Red, White & Blue (2010)

I honestly had no idea what to expect going in to “Red, White & Blue” mainly because Simon Rumley’s horror thriller is an animal that’s impossible to peg down. It’s a character study, a thriller, a romance, a drama, and a slasher movie all rolled in to one little package of pure excellence that takes a long time to really roll. I admittedly found myself impatient and restless while watching, but for horror fans expecting an all out balls to the wall gore fest, patience is your best friend. You’ll thank yourself later.

“Red, White & Blue” takes its time and is in no hurry to unleash its carnage upon the audience, thus it works as a character study. Rumley leaves nothing to the imagination offering up the back stories of three tortured souls, all of whom clash in a way that is tragic and most unfortunate. Once the revenge hook is set in to motion, Rumley’s film is an unflinching and brutally uncomfortable little slasher torture film that relies on its characters to really sell their motivations, however horrible they may be. Erica is a gorgeous woman who spends her days cleaning up the boarding house she lives in to avoid paying rent, and spends her nights clubbing and looking for any man to sleep with. On her days off she sits in playgrounds watching kids play and offers them toys and gestures of kindness all for her own small bit of happiness.

Erica has a rule that she never sleeps with one man twice, and she keeps their pictures in her album as trophies, living and wallowing in her sadness and always going back to the first picture of her book of an older man that’s centered in a page on his own. Nate, a Southern gentleman with an unkempt and mysterious life style catches the attention of Erica who refuses to sleep with him, in spite of his generous deeds toward her including paying her rent and offering her a shoulder to lean on. Nate is of course the animal in his cage waiting to be unleashed as he reveals details about her that is most unsettling. Erica nonetheless seeks his companionship, and the two form an unlikely bond that finally breaks her spirit and prompts a confession.

Franki is an optimistic young rock and roller who just got a record deal and discovered his ailing mother is now in remission from Cancer. The problem is he’s just learned he has HIV, and his one night escapade has come back to bite him and the only solution he can think of is to find the source of his disease and make her pay. What begins as a mere act of passion and anger, slowly progresses in to carnage and all out blood shed as Erica is faced with her misdeeds, Franki has to come to grips with his own crime of passion that he and his band mates have gone in on, and Nate is surely looking to help Erica out when the shit hits the fan.

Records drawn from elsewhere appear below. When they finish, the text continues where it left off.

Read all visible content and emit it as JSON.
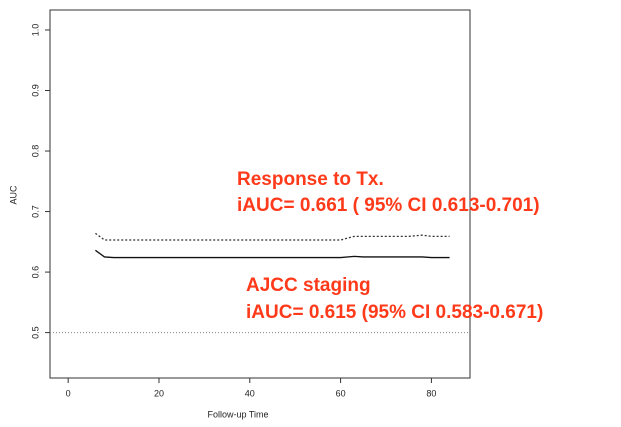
{
  "chart_data": {
    "type": "line",
    "x": [
      6,
      8,
      10,
      20,
      30,
      40,
      50,
      60,
      63,
      65,
      70,
      75,
      78,
      80,
      84
    ],
    "series": [
      {
        "name": "Response to Tx.",
        "color": "#333333",
        "dash": "2,2",
        "values": [
          0.664,
          0.653,
          0.653,
          0.653,
          0.653,
          0.653,
          0.653,
          0.653,
          0.659,
          0.659,
          0.659,
          0.659,
          0.661,
          0.659,
          0.659
        ]
      },
      {
        "name": "AJCC staging",
        "color": "#111111",
        "values": [
          0.636,
          0.625,
          0.624,
          0.624,
          0.624,
          0.624,
          0.624,
          0.624,
          0.626,
          0.625,
          0.625,
          0.625,
          0.625,
          0.624,
          0.624
        ]
      }
    ],
    "reference_line": 0.5,
    "annotations": [
      "iAUC= 0.661  ( 95% CI 0.613-0.701)",
      "iAUC= 0.615  (95% CI 0.583-0.671)"
    ],
    "xlabel": "Follow-up Time",
    "ylabel": "AUC",
    "xlim": [
      -4,
      88.5
    ],
    "ylim": [
      0.425,
      1.033
    ],
    "xticks": [
      0,
      20,
      40,
      60,
      80
    ],
    "yticks": [
      0.5,
      0.6,
      0.7,
      0.8,
      0.9,
      {
        "value": 1,
        "label": "1.0"
      }
    ]
  }
}
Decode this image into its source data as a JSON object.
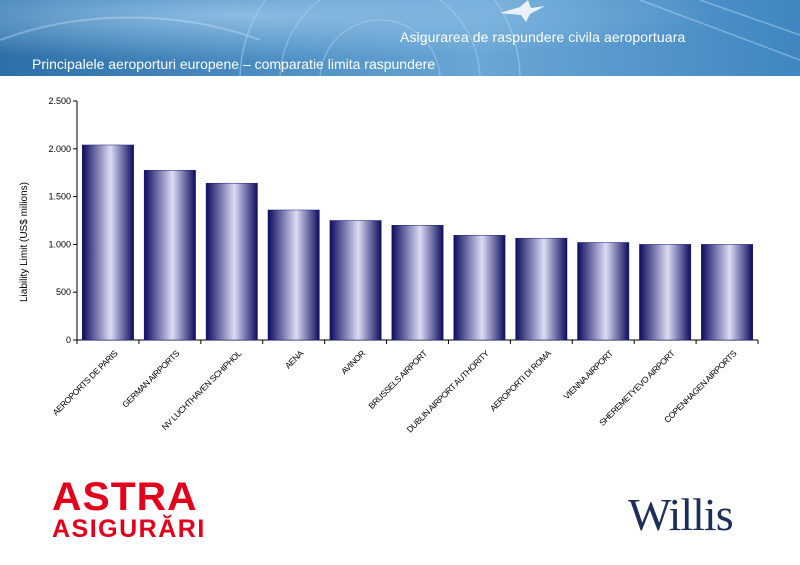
{
  "header": {
    "subtitle": "Asigurarea de raspundere civila aeroportuara",
    "title": "Principalele aeroporturi europene – comparatie limita raspundere"
  },
  "chart_data": {
    "type": "bar",
    "title": "",
    "xlabel": "",
    "ylabel": "Liability Limit (US$ milions)",
    "ylim": [
      0,
      2500
    ],
    "yticks": [
      0,
      500,
      1000,
      1500,
      2000,
      2500
    ],
    "ytick_labels": [
      "0",
      "500",
      "1.000",
      "1.500",
      "2.000",
      "2.500"
    ],
    "grid": false,
    "legend": "none",
    "bar_color": "#1a1a7a",
    "categories": [
      "AEROPORTS DE PARIS",
      "GERMAN AIRPORTS",
      "NV LUCHTHAVEN SCHIPHOL",
      "AENA",
      "AVINOR",
      "BRUSSELS AIRPORT",
      "DUBLIN AIRPORT AUTHORITY",
      "AEROPORTI DI ROMA",
      "VIENNA AIRPORT",
      "SHEREMETYEVO AIRPORT",
      "COPENHAGEN AIRPORTS"
    ],
    "values": [
      2040,
      1775,
      1640,
      1360,
      1250,
      1200,
      1095,
      1065,
      1020,
      1000,
      1000
    ]
  },
  "logos": {
    "astra_line1": "ASTRA",
    "astra_line2": "ASIGURĂRI",
    "willis": "Willis"
  }
}
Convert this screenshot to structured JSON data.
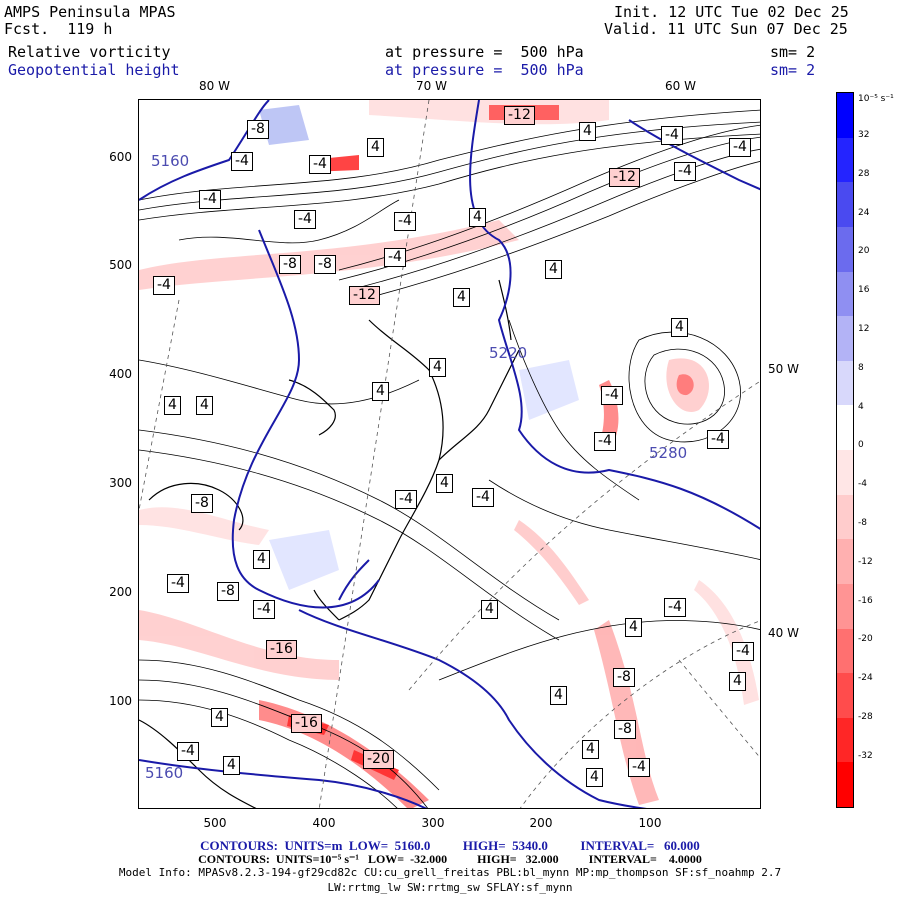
{
  "header": {
    "model": "AMPS Peninsula MPAS",
    "fcst": "Fcst.  119 h",
    "init": "Init. 12 UTC Tue 02 Dec 25",
    "valid": "Valid. 11 UTC Sun 07 Dec 25",
    "field1": "Relative vorticity",
    "field1_pressure": "at pressure =  500 hPa",
    "field1_sm": "sm= 2",
    "field2": "Geopotential height",
    "field2_pressure": "at pressure =  500 hPa",
    "field2_sm": "sm= 2"
  },
  "map": {
    "top_lon_labels": [
      "80 W",
      "70 W",
      "60 W"
    ],
    "right_lon_labels": [
      "50 W",
      "40 W"
    ],
    "y_ticks": [
      "600",
      "500",
      "400",
      "300",
      "200",
      "100"
    ],
    "x_ticks": [
      "500",
      "400",
      "300",
      "200",
      "100"
    ],
    "height_contour_labels": [
      "5160",
      "5160",
      "5220",
      "5280"
    ],
    "vorticity_labels": [
      {
        "t": "-8"
      },
      {
        "t": "4"
      },
      {
        "t": "-12"
      },
      {
        "t": "4"
      },
      {
        "t": "-4"
      },
      {
        "t": "-4"
      },
      {
        "t": "-4"
      },
      {
        "t": "-4"
      },
      {
        "t": "-12"
      },
      {
        "t": "-4"
      },
      {
        "t": "-4"
      },
      {
        "t": "4"
      },
      {
        "t": "-4"
      },
      {
        "t": "-4"
      },
      {
        "t": "-8"
      },
      {
        "t": "-8"
      },
      {
        "t": "-4"
      },
      {
        "t": "4"
      },
      {
        "t": "-4"
      },
      {
        "t": "-12"
      },
      {
        "t": "4"
      },
      {
        "t": "4"
      },
      {
        "t": "-4"
      },
      {
        "t": "4"
      },
      {
        "t": "-4"
      },
      {
        "t": "-4"
      },
      {
        "t": "4"
      },
      {
        "t": "4"
      },
      {
        "t": "-4"
      },
      {
        "t": "-8"
      },
      {
        "t": "4"
      },
      {
        "t": "4"
      },
      {
        "t": "-4"
      },
      {
        "t": "4"
      },
      {
        "t": "-4"
      },
      {
        "t": "-8"
      },
      {
        "t": "-4"
      },
      {
        "t": "4"
      },
      {
        "t": "-16"
      },
      {
        "t": "4"
      },
      {
        "t": "-4"
      },
      {
        "t": "-4"
      },
      {
        "t": "-8"
      },
      {
        "t": "4"
      },
      {
        "t": "-16"
      },
      {
        "t": "-4"
      },
      {
        "t": "4"
      },
      {
        "t": "4"
      },
      {
        "t": "-20"
      },
      {
        "t": "4"
      },
      {
        "t": "-8"
      },
      {
        "t": "4"
      },
      {
        "t": "4"
      },
      {
        "t": "-4"
      }
    ]
  },
  "colorbar": {
    "unit": "10⁻⁵ s⁻¹",
    "labels": [
      "32",
      "28",
      "24",
      "20",
      "16",
      "12",
      "8",
      "4",
      "0",
      "-4",
      "-8",
      "-12",
      "-16",
      "-20",
      "-24",
      "-28",
      "-32"
    ],
    "colors": [
      "#0000ff",
      "#2424ff",
      "#4a4af0",
      "#6b6bee",
      "#8f8ff2",
      "#b3b3f6",
      "#d8d8fb",
      "#ffffff",
      "#ffffff",
      "#ffe6e6",
      "#ffcccc",
      "#ffb0b0",
      "#ff9494",
      "#ff7070",
      "#ff4c4c",
      "#ff2626",
      "#ff0000"
    ]
  },
  "footer": {
    "line1": "CONTOURS:  UNITS=m  LOW=  5160.0          HIGH=  5340.0          INTERVAL=   60.000",
    "line2": "CONTOURS:  UNITS=10⁻⁵ s⁻¹   LOW=  -32.000          HIGH=   32.000          INTERVAL=    4.0000",
    "line3": "Model Info: MPASv8.2.3-194-gf29cd82c CU:cu_grell_freitas PBL:bl_mynn MP:mp_thompson SF:sf_noahmp 2.7",
    "line4": "LW:rrtmg_lw SW:rrtmg_sw SFLAY:sf_mynn"
  }
}
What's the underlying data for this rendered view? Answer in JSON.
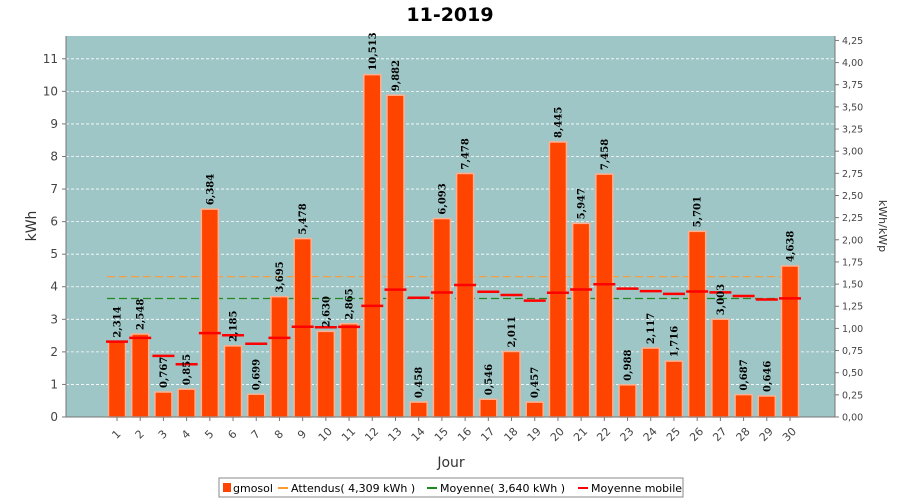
{
  "chart_data": {
    "type": "bar",
    "title": "11-2019",
    "xlabel": "Jour",
    "ylabel": "kWh",
    "ylabel_right": "kWh/kWp",
    "ylim": [
      0,
      11.7
    ],
    "y_ticks": [
      0,
      1,
      2,
      3,
      4,
      5,
      6,
      7,
      8,
      9,
      10,
      11
    ],
    "y2lim": [
      0,
      4.3
    ],
    "y2_ticks": [
      "0,00",
      "0,25",
      "0,50",
      "0,75",
      "1,00",
      "1,25",
      "1,50",
      "1,75",
      "2,00",
      "2,25",
      "2,50",
      "2,75",
      "3,00",
      "3,25",
      "3,50",
      "3,75",
      "4,00",
      "4,25"
    ],
    "categories": [
      "1",
      "2",
      "3",
      "4",
      "5",
      "6",
      "7",
      "8",
      "9",
      "10",
      "11",
      "12",
      "13",
      "14",
      "15",
      "16",
      "17",
      "18",
      "19",
      "20",
      "21",
      "22",
      "23",
      "24",
      "25",
      "26",
      "27",
      "28",
      "29",
      "30"
    ],
    "series": [
      {
        "name": "gmosol",
        "values": [
          2.314,
          2.548,
          0.767,
          0.855,
          6.384,
          2.185,
          0.699,
          3.695,
          5.478,
          2.63,
          2.865,
          10.513,
          9.882,
          0.458,
          6.093,
          7.478,
          0.546,
          2.011,
          0.457,
          8.445,
          5.947,
          7.458,
          0.988,
          2.117,
          1.716,
          5.701,
          3.003,
          0.687,
          0.646,
          4.638
        ],
        "labels": [
          "2,314",
          "2,548",
          "0,767",
          "0,855",
          "6,384",
          "2,185",
          "0,699",
          "3,695",
          "5,478",
          "2,630",
          "2,865",
          "10,513",
          "9,882",
          "0,458",
          "6,093",
          "7,478",
          "0,546",
          "2,011",
          "0,457",
          "8,445",
          "5,947",
          "7,458",
          "0,988",
          "2,117",
          "1,716",
          "5,701",
          "3,003",
          "0,687",
          "0,646",
          "4,638"
        ],
        "color": "#ff4400"
      },
      {
        "name": "Moyenne mobile",
        "values": [
          2.314,
          2.431,
          1.876,
          1.621,
          2.574,
          2.509,
          2.25,
          2.431,
          2.77,
          2.756,
          2.766,
          3.412,
          3.91,
          3.663,
          3.825,
          4.053,
          3.847,
          3.745,
          3.572,
          3.816,
          3.917,
          4.078,
          3.944,
          3.867,
          3.781,
          3.855,
          3.826,
          3.714,
          3.608,
          3.642
        ],
        "color": "#ff0000"
      }
    ],
    "reference_lines": [
      {
        "name": "Attendus( 4,309 kWh )",
        "value": 4.309,
        "color": "#ff9933"
      },
      {
        "name": "Moyenne( 3,640 kWh )",
        "value": 3.64,
        "color": "#228822"
      }
    ],
    "legend": {
      "placement": "bottom-center",
      "items": [
        "gmosol",
        "Attendus( 4,309 kWh )",
        "Moyenne( 3,640 kWh )",
        "Moyenne mobile"
      ]
    },
    "grid": true,
    "colors": {
      "plot_bg": "#9fc6c6",
      "bar": "#ff4400",
      "bar_highlight": "#ffb090",
      "grid": "#ffffff"
    }
  }
}
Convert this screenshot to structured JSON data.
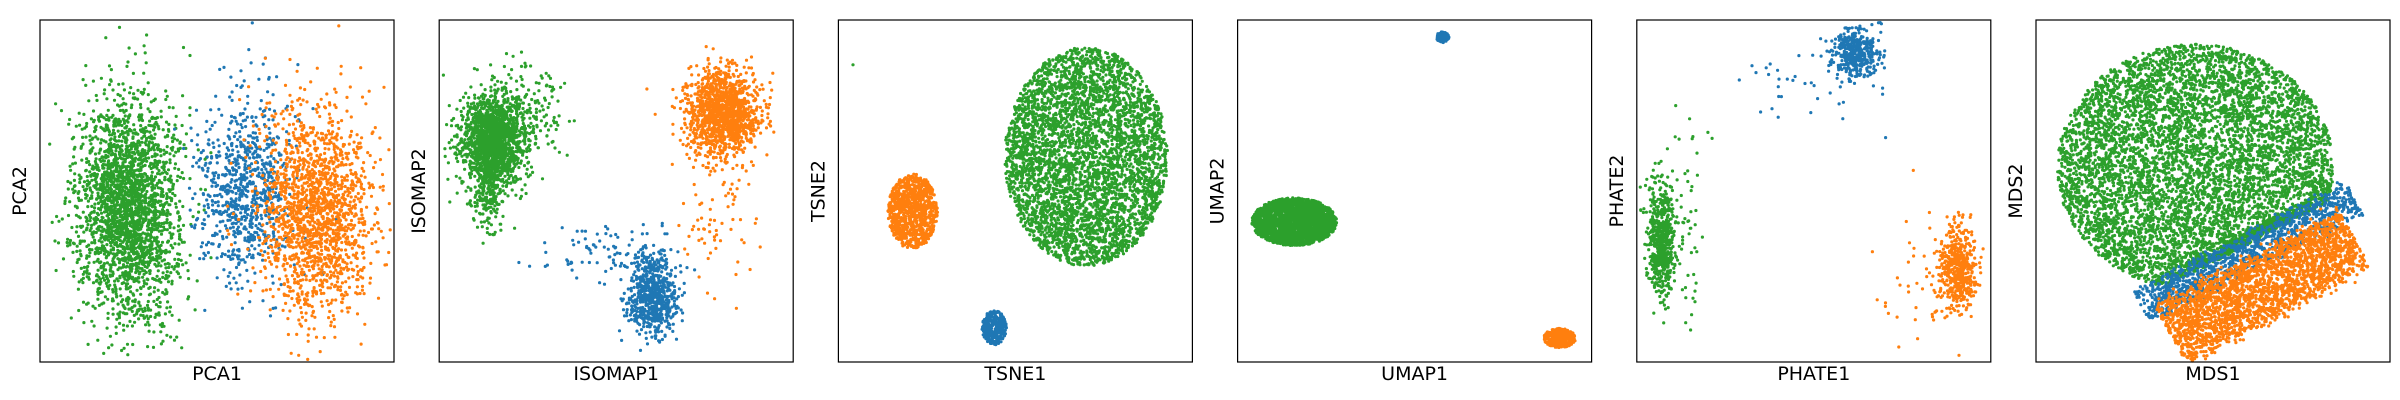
{
  "colors": {
    "blue": "#1f77b4",
    "orange": "#ff7f0e",
    "green": "#2ca02c",
    "axes_frame": "#000000",
    "background": "#ffffff"
  },
  "chart_data": [
    {
      "type": "scatter",
      "title": "",
      "xlabel": "PCA1",
      "ylabel": "PCA2",
      "ticks": false,
      "grid": false,
      "xlim": [
        0,
        1
      ],
      "ylim": [
        0,
        1
      ],
      "clusters": [
        {
          "color": "green",
          "shape": "gauss",
          "center": [
            0.25,
            0.45
          ],
          "spread": [
            0.07,
            0.16
          ],
          "n": 2600
        },
        {
          "color": "blue",
          "shape": "gauss",
          "center": [
            0.58,
            0.5
          ],
          "spread": [
            0.065,
            0.13
          ],
          "n": 800
        },
        {
          "color": "orange",
          "shape": "gauss",
          "center": [
            0.78,
            0.44
          ],
          "spread": [
            0.08,
            0.15
          ],
          "n": 1700
        }
      ]
    },
    {
      "type": "scatter",
      "title": "",
      "xlabel": "ISOMAP1",
      "ylabel": "ISOMAP2",
      "ticks": false,
      "grid": false,
      "xlim": [
        0,
        1
      ],
      "ylim": [
        0,
        1
      ],
      "clusters": [
        {
          "color": "green",
          "shape": "gauss",
          "center": [
            0.15,
            0.65
          ],
          "spread": [
            0.045,
            0.07
          ],
          "n": 1700
        },
        {
          "color": "green",
          "shape": "gauss",
          "center": [
            0.14,
            0.5
          ],
          "spread": [
            0.02,
            0.06
          ],
          "n": 200
        },
        {
          "color": "green",
          "shape": "gauss",
          "center": [
            0.27,
            0.72
          ],
          "spread": [
            0.04,
            0.08
          ],
          "n": 120
        },
        {
          "color": "orange",
          "shape": "gauss",
          "center": [
            0.8,
            0.73
          ],
          "spread": [
            0.05,
            0.06
          ],
          "n": 1300
        },
        {
          "color": "orange",
          "shape": "gauss",
          "center": [
            0.78,
            0.45
          ],
          "spread": [
            0.06,
            0.14
          ],
          "n": 90
        },
        {
          "color": "blue",
          "shape": "gauss",
          "center": [
            0.6,
            0.2
          ],
          "spread": [
            0.035,
            0.06
          ],
          "n": 700
        },
        {
          "color": "blue",
          "shape": "gauss",
          "center": [
            0.45,
            0.32
          ],
          "spread": [
            0.1,
            0.04
          ],
          "n": 80
        }
      ]
    },
    {
      "type": "scatter",
      "title": "",
      "xlabel": "TSNE1",
      "ylabel": "TSNE2",
      "ticks": false,
      "grid": false,
      "xlim": [
        0,
        1
      ],
      "ylim": [
        0,
        1
      ],
      "clusters": [
        {
          "color": "green",
          "shape": "disk",
          "center": [
            0.7,
            0.6
          ],
          "radius": [
            0.23,
            0.32
          ],
          "n": 4200
        },
        {
          "color": "orange",
          "shape": "disk",
          "center": [
            0.21,
            0.44
          ],
          "radius": [
            0.07,
            0.11
          ],
          "n": 900
        },
        {
          "color": "blue",
          "shape": "disk",
          "center": [
            0.44,
            0.1
          ],
          "radius": [
            0.035,
            0.05
          ],
          "n": 300
        },
        {
          "color": "green",
          "shape": "gauss",
          "center": [
            0.04,
            0.87
          ],
          "spread": [
            0.001,
            0.001
          ],
          "n": 1
        }
      ]
    },
    {
      "type": "scatter",
      "title": "",
      "xlabel": "UMAP1",
      "ylabel": "UMAP2",
      "ticks": false,
      "grid": false,
      "xlim": [
        0,
        1
      ],
      "ylim": [
        0,
        1
      ],
      "clusters": [
        {
          "color": "green",
          "shape": "disk",
          "center": [
            0.16,
            0.41
          ],
          "radius": [
            0.12,
            0.07
          ],
          "n": 2500
        },
        {
          "color": "blue",
          "shape": "disk",
          "center": [
            0.58,
            0.95
          ],
          "radius": [
            0.018,
            0.016
          ],
          "n": 150
        },
        {
          "color": "orange",
          "shape": "disk",
          "center": [
            0.91,
            0.07
          ],
          "radius": [
            0.045,
            0.028
          ],
          "n": 400
        }
      ]
    },
    {
      "type": "scatter",
      "title": "",
      "xlabel": "PHATE1",
      "ylabel": "PHATE2",
      "ticks": false,
      "grid": false,
      "xlim": [
        0,
        1
      ],
      "ylim": [
        0,
        1
      ],
      "clusters": [
        {
          "color": "green",
          "shape": "gauss",
          "center": [
            0.07,
            0.36
          ],
          "spread": [
            0.02,
            0.08
          ],
          "n": 600
        },
        {
          "color": "green",
          "shape": "gauss",
          "center": [
            0.14,
            0.42
          ],
          "spread": [
            0.03,
            0.18
          ],
          "n": 60
        },
        {
          "color": "blue",
          "shape": "gauss",
          "center": [
            0.62,
            0.9
          ],
          "spread": [
            0.035,
            0.035
          ],
          "n": 400
        },
        {
          "color": "blue",
          "shape": "gauss",
          "center": [
            0.5,
            0.82
          ],
          "spread": [
            0.1,
            0.05
          ],
          "n": 40
        },
        {
          "color": "orange",
          "shape": "gauss",
          "center": [
            0.91,
            0.27
          ],
          "spread": [
            0.025,
            0.06
          ],
          "n": 500
        },
        {
          "color": "orange",
          "shape": "gauss",
          "center": [
            0.82,
            0.2
          ],
          "spread": [
            0.06,
            0.12
          ],
          "n": 60
        }
      ]
    },
    {
      "type": "scatter",
      "title": "",
      "xlabel": "MDS1",
      "ylabel": "MDS2",
      "ticks": false,
      "grid": false,
      "xlim": [
        0,
        1
      ],
      "ylim": [
        0,
        1
      ],
      "clusters": [
        {
          "color": "green",
          "shape": "disk",
          "center": [
            0.45,
            0.57
          ],
          "radius": [
            0.39,
            0.36
          ],
          "clip": "above_band",
          "n": 6500
        },
        {
          "color": "blue",
          "shape": "band",
          "from": [
            0.3,
            0.16
          ],
          "to": [
            0.9,
            0.48
          ],
          "width": 0.05,
          "n": 1200
        },
        {
          "color": "orange",
          "shape": "band",
          "from": [
            0.38,
            0.08
          ],
          "to": [
            0.9,
            0.36
          ],
          "width": 0.09,
          "n": 2600
        }
      ]
    }
  ]
}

Rumley’s film takes a very long time to develop, offering a snail’s pace, and dramatic first half that will leave many audiences wondering when we’ll start seeing some scares or bloodshed, but Rumley transforms his film about connections through blood and unfortunate victims in to a stalk and slash narrative piece by piece offering up the caged animal to take part in his own acts of reparations, and Franki’s own dealings with his acts of anguish and confrontation with karma that seeps in to his life inch by inch. In spite of Rumley’s preference to keep “Red, White & Blue” something of a dramatic piece first, his film is no doubt a horror film to the core reliant on the classic devices of fate, karma, revenge, and blood shed, all set to the tone of coincidence, tragedy, and destiny.

Once Nate is out on the prowl, no one will be spared, and Rumley provides some truly grotesque and uneasy forms of punishment while also putting in display excellent performances by the entire cast, specifically Noah Taylor whose own sense of moral justice and insanity will keep viewers squirming in their seats and riveted all the way through. Rumley’s horror revenge film is a masterpiece, and one that will be most appealing to the high brow horror fans. Simon Rumley’s “Red, White & Blue” is a slow boil revenge horror film with a classic moral of an eye for an eye for an eye with themes of fate, tragedy, and mental distress set to the tune of gore, mutilations, and a bonafide maniac unleashed on hapless victims of a one night stand. It’s a masterful movie, and one I highly recommend. Red White & Blue is available to order on-demand through your local cable subscribers as part of IFC Midnight release.